Ölpreise steigen wegen Nahost-Konflikt
Drohende Lieferausfälle und geopolitische Spannungen verunsichern die internationalen Energiemärkte

Die Ölpreise sind am Dienstag gestiegen, da der andauernde Konflikt zwischen Iran und Israel die Märkte zunehmend verunsichert. Anleger befürchten eine Eskalation der Gewalt, die zu Unruhen und möglichen Lieferunterbrechungen im ölreichen Nahen Osten führen könnte. Der Preis für ein Barrel der Nordseesorte Brent legte im frühen Handel um 34 Cent beziehungsweise 0,5 Prozent auf 73,57 US-Dollar zu. Die US-Sorte West Texas Intermediate (WTI) verteuerte sich um 29 Cent oder 0,4 Prozent auf 72,06 US-Dollar. Beide Kontrakte hatten zuvor im Handelsverlauf bereits um mehr als zwei Prozent zugelegt.

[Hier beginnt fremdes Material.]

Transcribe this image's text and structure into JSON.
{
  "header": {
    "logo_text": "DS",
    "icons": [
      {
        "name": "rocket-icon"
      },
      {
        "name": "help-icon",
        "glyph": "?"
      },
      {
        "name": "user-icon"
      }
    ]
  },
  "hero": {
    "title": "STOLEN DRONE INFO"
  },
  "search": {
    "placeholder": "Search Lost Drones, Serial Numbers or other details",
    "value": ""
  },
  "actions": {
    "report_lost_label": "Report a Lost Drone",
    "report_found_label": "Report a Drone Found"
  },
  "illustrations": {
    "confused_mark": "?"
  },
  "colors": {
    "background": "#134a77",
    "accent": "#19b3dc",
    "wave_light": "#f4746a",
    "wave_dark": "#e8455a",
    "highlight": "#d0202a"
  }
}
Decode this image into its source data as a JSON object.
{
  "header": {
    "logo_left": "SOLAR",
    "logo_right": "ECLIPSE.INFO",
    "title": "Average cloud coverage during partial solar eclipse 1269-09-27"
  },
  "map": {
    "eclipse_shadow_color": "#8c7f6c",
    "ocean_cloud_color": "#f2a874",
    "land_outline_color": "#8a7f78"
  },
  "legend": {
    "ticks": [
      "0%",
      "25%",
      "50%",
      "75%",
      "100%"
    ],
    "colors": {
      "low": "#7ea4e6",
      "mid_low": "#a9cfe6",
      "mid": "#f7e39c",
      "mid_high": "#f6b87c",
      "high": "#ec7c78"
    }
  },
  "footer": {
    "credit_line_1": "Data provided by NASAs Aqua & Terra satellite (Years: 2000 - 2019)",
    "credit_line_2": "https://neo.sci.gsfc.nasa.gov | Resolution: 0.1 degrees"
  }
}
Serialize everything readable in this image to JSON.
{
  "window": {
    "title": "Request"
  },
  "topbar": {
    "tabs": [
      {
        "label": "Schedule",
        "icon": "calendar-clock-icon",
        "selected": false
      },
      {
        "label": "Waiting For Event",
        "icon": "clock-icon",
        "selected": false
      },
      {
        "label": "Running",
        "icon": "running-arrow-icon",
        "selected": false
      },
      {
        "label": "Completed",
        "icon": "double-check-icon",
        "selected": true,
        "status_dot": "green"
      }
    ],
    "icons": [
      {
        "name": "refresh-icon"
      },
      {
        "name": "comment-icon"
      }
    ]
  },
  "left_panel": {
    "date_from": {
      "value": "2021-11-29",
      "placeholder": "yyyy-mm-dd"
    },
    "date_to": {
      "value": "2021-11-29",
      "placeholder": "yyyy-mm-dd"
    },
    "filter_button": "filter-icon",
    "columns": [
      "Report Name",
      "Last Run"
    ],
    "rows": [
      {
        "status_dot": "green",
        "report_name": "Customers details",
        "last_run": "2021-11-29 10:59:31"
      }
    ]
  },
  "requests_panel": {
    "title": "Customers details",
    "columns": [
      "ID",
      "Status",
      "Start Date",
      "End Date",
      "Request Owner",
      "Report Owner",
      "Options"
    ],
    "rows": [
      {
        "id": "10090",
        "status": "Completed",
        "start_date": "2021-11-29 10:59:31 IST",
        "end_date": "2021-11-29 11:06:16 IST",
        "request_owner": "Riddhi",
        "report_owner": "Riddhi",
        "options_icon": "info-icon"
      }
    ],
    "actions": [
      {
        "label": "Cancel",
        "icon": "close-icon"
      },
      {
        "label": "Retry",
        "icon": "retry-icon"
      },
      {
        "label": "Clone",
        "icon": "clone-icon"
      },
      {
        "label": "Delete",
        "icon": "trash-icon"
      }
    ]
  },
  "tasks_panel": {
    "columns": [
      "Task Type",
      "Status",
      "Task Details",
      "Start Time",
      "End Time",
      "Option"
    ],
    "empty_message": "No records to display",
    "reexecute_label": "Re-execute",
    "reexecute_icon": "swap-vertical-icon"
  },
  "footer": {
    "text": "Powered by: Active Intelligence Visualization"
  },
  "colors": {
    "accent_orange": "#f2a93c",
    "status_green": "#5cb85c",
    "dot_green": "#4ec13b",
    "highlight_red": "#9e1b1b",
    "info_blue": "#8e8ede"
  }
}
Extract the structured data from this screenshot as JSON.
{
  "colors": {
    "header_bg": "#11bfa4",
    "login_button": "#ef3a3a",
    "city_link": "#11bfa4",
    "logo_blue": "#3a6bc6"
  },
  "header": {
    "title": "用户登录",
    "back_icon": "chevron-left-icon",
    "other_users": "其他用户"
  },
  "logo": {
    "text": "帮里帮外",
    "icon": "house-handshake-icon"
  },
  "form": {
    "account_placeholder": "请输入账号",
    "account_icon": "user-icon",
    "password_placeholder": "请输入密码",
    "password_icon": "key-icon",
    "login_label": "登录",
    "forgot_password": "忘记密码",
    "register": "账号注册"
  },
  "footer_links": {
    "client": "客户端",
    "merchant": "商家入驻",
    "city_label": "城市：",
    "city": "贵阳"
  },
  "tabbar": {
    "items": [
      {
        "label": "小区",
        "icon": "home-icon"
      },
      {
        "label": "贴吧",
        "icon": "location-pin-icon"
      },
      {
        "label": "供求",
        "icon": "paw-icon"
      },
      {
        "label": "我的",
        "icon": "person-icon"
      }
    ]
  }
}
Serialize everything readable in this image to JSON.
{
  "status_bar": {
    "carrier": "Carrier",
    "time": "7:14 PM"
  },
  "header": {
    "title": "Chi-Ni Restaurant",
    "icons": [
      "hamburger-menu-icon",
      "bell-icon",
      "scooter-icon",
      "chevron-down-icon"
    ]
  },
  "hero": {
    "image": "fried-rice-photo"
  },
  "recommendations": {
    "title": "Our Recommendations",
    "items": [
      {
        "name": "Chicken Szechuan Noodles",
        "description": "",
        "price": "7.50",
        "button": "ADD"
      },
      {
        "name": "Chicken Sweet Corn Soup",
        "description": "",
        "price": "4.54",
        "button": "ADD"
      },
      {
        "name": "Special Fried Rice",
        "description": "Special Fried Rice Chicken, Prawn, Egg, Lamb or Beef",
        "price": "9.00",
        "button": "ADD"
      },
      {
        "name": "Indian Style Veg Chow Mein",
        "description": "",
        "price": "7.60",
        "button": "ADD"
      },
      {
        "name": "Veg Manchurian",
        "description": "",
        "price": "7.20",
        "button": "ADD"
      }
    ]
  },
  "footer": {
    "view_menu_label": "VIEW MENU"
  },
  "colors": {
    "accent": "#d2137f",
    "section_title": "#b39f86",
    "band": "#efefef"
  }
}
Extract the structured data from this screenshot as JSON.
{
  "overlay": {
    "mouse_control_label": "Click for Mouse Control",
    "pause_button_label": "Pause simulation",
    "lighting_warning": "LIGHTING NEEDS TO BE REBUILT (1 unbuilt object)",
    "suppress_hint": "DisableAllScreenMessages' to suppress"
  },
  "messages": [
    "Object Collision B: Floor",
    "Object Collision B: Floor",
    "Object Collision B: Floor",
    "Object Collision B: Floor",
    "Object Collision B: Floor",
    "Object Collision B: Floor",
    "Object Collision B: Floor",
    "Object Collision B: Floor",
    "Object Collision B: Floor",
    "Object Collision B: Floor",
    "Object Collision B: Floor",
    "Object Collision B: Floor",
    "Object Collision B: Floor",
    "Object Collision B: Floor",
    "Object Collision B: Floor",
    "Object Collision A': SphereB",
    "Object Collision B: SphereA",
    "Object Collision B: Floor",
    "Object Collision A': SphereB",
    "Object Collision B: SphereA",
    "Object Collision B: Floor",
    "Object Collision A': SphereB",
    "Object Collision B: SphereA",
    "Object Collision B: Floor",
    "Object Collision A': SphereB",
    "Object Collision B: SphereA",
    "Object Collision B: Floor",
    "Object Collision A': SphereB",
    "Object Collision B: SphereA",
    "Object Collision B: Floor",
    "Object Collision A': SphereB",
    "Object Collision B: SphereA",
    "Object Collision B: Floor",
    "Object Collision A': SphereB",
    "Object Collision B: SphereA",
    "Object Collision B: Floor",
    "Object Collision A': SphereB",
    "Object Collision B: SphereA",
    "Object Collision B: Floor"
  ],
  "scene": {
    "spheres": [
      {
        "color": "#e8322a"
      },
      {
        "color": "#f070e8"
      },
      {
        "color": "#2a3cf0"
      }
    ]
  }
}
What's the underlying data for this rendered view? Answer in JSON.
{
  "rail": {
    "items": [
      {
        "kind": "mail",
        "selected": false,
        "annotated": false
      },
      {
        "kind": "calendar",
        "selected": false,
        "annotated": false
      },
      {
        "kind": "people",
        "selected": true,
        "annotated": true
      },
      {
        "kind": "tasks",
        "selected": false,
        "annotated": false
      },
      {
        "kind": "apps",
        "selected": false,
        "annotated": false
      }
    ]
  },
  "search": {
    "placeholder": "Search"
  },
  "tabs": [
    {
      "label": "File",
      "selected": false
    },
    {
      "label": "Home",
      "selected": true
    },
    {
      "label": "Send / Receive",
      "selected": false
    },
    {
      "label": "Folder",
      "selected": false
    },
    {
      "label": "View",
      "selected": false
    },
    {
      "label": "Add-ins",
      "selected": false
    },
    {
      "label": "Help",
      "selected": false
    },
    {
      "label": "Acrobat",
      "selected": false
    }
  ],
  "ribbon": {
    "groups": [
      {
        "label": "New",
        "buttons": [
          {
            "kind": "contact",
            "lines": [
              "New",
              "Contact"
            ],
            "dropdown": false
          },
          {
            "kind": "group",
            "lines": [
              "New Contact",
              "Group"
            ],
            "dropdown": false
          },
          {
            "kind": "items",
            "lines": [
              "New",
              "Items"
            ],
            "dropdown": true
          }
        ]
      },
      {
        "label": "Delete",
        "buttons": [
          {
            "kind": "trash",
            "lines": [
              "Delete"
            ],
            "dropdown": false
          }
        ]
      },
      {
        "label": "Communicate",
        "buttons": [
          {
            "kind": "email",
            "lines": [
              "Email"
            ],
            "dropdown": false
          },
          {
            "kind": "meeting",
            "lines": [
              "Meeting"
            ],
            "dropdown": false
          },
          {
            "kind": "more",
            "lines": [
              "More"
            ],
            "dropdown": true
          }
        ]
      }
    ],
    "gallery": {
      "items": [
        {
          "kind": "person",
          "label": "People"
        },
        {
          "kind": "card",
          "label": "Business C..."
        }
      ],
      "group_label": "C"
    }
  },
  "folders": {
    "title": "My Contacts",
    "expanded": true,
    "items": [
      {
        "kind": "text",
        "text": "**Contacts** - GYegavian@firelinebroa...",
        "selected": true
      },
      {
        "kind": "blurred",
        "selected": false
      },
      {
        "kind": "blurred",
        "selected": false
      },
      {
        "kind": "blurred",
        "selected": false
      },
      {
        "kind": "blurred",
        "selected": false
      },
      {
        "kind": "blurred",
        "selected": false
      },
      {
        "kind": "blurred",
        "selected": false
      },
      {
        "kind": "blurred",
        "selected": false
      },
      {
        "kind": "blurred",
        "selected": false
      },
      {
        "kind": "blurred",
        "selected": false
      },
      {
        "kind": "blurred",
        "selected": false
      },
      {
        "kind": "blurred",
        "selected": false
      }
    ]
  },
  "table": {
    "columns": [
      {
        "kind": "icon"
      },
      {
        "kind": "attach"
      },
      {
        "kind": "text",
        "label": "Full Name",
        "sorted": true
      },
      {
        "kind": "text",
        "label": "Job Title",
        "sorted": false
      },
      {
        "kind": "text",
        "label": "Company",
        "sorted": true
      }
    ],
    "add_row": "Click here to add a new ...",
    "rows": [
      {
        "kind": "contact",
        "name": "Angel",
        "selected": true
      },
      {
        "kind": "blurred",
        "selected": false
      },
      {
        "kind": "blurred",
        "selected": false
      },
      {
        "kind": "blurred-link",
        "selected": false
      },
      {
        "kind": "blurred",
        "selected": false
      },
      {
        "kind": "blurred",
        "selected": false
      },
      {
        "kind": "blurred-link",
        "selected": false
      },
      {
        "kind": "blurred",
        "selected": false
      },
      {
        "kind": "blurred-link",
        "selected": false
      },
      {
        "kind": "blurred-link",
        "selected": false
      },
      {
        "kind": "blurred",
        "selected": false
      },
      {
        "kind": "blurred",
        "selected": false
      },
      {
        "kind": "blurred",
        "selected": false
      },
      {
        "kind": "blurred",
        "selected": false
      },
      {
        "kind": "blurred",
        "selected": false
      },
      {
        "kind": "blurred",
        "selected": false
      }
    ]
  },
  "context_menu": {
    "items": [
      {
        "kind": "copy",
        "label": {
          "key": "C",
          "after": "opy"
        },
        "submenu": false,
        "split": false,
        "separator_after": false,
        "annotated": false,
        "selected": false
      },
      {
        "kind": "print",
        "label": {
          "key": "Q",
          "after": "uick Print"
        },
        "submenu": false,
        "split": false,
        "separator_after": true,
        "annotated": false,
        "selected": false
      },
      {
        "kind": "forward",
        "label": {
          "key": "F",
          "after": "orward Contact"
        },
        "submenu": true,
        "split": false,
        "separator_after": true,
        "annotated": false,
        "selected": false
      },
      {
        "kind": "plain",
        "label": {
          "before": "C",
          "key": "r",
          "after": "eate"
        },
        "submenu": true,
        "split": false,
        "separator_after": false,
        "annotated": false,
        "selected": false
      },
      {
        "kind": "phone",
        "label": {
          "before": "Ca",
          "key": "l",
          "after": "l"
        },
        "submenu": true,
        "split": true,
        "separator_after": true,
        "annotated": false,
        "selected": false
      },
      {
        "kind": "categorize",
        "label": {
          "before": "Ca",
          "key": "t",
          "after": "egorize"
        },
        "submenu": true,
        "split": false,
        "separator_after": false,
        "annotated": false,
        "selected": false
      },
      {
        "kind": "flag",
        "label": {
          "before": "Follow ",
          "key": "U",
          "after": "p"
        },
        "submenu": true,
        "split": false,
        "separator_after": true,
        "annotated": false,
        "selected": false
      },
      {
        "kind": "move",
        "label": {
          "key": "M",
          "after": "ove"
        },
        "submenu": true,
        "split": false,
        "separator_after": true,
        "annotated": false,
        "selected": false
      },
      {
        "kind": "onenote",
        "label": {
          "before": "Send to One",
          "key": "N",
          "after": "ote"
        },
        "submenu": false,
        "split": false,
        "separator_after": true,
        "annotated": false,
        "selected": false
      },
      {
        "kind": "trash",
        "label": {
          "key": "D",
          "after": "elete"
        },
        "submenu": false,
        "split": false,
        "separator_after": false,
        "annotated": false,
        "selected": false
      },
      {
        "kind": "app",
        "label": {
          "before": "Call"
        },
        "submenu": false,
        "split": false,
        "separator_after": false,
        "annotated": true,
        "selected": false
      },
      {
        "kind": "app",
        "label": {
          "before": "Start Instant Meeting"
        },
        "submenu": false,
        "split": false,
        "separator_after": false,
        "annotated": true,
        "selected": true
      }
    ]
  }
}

Noch am Vortag hatten die Ölpreise mehr als ein Prozent nachgegeben – beflügelt von der Hoffnung auf eine Deeskalation. Berichte, wonach der Iran eine Beendigung der Feindseligkeiten anstrebe, sorgten für vorsichtigen Optimismus. Doch die Lage entwickelte sich rasch weiter. US-Präsident Donald Trump forderte in einem Beitrag in den sozialen Medien „alle“ zur Evakuierung der iranischen Hauptstadt Teheran auf. Diese Äußerung trug zu einer erneuten Verunsicherung der Märkte bei.
Der bewaffnete Konflikt dauert inzwischen bereits den fünften Tag an. Iranische Medien berichteten über Explosionen in Teheran sowie über heftiges Abwehrfeuer der Luftverteidigung. In Israel lösten iranische Raketenangriffe Luftalarm in Tel Aviv aus. Die zunehmende Gewaltbereitschaft beider Seiten veranlasst Marktteilnehmer, verstärkt sogenannte Kriegsauswirkungen auf den Ölmarkt einzupreisen, wie Marktanalystin Priyanka Sachdeva von Phillip Nova erläuterte. Neben den geopolitischen Risiken sorgt auch die anstehende geldpolitische Entscheidung der US-Notenbank für erhöhte Marktvolatilität.
Im Mittelpunkt steht vor allem die Sorge, dass die Ölexporte aus dem Iran gefährdet sein könnten. Das Land ist der drittgrößte Produzent innerhalb der Organisation Erdöl exportierender Länder (OPEC), ein Ausfall iranischer Lieferungen hätte erhebliche Auswirkungen auf das weltweite Angebot. Gleichzeitig kursieren in US-Medien Berichte, denen zufolge Trump eine Wiederaufnahme von Gesprächen mit dem Iran über ein Atomabkommen ins Spiel bringt. Hinzu kommen neue Hinweise auf ein sicherheitsrelevantes Ereignis im Golf von Oman, das mögliche Gefahren für den Transport von Öl und Treibstoffen unterstreicht.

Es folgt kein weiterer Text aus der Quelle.